After this interest-only period is over, the home loan facility will be treated like a normal loan account where the EMIs comprise of both the principal and interest till the maturity of the loan. This facility is also being extended to borrowers who wish to transfer their existing home loans from another lender to Standard Chartered.
SBI also provides this facility as part of its SBI Flexipay home loan product.
As per industry sources, various other banks can offer interest-only home loans depending on the negotiations with the borrower and the terms of the loan.
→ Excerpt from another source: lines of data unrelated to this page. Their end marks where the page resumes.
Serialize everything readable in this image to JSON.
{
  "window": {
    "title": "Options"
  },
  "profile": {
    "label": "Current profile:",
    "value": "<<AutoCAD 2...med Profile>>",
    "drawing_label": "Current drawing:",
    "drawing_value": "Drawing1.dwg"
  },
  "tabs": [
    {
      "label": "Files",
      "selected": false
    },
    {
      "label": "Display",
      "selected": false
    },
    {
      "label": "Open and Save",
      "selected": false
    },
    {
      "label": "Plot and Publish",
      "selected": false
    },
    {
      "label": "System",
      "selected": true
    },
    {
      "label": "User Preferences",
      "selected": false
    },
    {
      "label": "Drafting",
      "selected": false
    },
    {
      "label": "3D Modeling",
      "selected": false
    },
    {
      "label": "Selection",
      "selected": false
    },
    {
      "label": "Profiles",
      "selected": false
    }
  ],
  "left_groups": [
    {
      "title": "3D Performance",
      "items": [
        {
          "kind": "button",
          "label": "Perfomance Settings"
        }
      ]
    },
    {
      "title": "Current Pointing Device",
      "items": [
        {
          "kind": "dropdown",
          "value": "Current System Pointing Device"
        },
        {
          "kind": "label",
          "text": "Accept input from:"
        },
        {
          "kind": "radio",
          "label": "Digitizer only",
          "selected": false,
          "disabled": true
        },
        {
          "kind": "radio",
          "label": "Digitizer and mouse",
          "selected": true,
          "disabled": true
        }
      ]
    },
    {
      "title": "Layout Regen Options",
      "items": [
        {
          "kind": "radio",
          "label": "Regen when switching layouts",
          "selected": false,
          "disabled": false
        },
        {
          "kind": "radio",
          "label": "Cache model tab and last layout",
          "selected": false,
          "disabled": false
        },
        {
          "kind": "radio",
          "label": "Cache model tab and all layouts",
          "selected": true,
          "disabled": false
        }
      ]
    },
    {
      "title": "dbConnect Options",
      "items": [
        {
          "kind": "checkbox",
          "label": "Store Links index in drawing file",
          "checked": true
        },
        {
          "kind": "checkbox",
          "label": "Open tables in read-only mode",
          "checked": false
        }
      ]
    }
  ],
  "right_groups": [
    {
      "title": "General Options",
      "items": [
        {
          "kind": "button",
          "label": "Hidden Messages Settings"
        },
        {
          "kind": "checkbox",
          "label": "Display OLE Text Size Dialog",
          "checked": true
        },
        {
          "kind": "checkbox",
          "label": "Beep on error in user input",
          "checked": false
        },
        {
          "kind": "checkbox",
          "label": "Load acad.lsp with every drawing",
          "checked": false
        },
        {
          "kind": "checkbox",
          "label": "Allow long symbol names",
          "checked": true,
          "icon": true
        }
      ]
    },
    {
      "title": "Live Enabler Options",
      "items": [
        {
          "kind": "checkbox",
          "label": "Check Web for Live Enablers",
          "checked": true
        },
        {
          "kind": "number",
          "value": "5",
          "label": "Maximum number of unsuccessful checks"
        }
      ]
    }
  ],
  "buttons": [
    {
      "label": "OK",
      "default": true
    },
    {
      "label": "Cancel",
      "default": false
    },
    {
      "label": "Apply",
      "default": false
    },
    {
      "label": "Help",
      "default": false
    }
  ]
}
Sometimes, the developers or the builders of the housing projects may also tie up with banks to provide interest-only loans for a certain period to the home buyers.
Raj Khosla, founder and managing director, MyMoneyMantra.com said, “Interest-only home loans are generally offered for under-construction properties and remain an attractive proposition as principal repayments commence only when a property is ready for occupation."
Points to note
Borrowers opting for this option may note that while the cash flow burden in the interest-only period comes down, the overall repayment amount to the lender during the entire tenure will be higher in this case. Let us take an example of a regular home loan of ₹50 lakh at a fixed interest rate of 8% for a tenure of 30 years. In this case, the monthly EMI amount comes to ₹36,688 and the total amount payable – principal plus interest – in the entire tenure would be ₹1.32 crore.
If you opt for an interest-only term of 3 years (36 months) in the above example, the monthly out-go in the first 3 years would be ₹33,333. After that, the normal EMI including principal and interest of ₹37,713 begins. In this case, the total cash outgo over the tenure of the home loan will be ₹1.34 crore. The additional liability, in this case, is about ₹2 lakh. This is a simplistic comparison. The amount may differ if the floating interest rate is opted by the home loan buyer.
Having said that, Khosla points out that one can take advantage of this offer by investing the differential amount of EMI during the interest-only period. He said, “If the returns from investments exceed the home loan interest rate, don’t repay the loan."
In terms of taxation, since there is no principal repayment during the interest-only period, deduction of up to ₹1.5 lakh under section 80C of the Income Tax (IT) Act for the principal portion of the EMI will not be available in such period. The interest amount (up to ₹2 lakh in case of self-occupied property) can continue to be claimed as a deduction under section 24 of the IT Act. In case, interest-only EMI is paid for the under-construction property, the interest amount is allowed as a deduction in five equal installments after the construction is completed.
Mint’s take
You should opt for this option only if your financial needs demand it. Most home loans are based on floating interest rates, which change with interest rate movements in the market. Since the interest rates are lower now, one would be better off repaying the loan and bringing down the outstanding liability, provided the borrower can repay EMI, including the principal amount.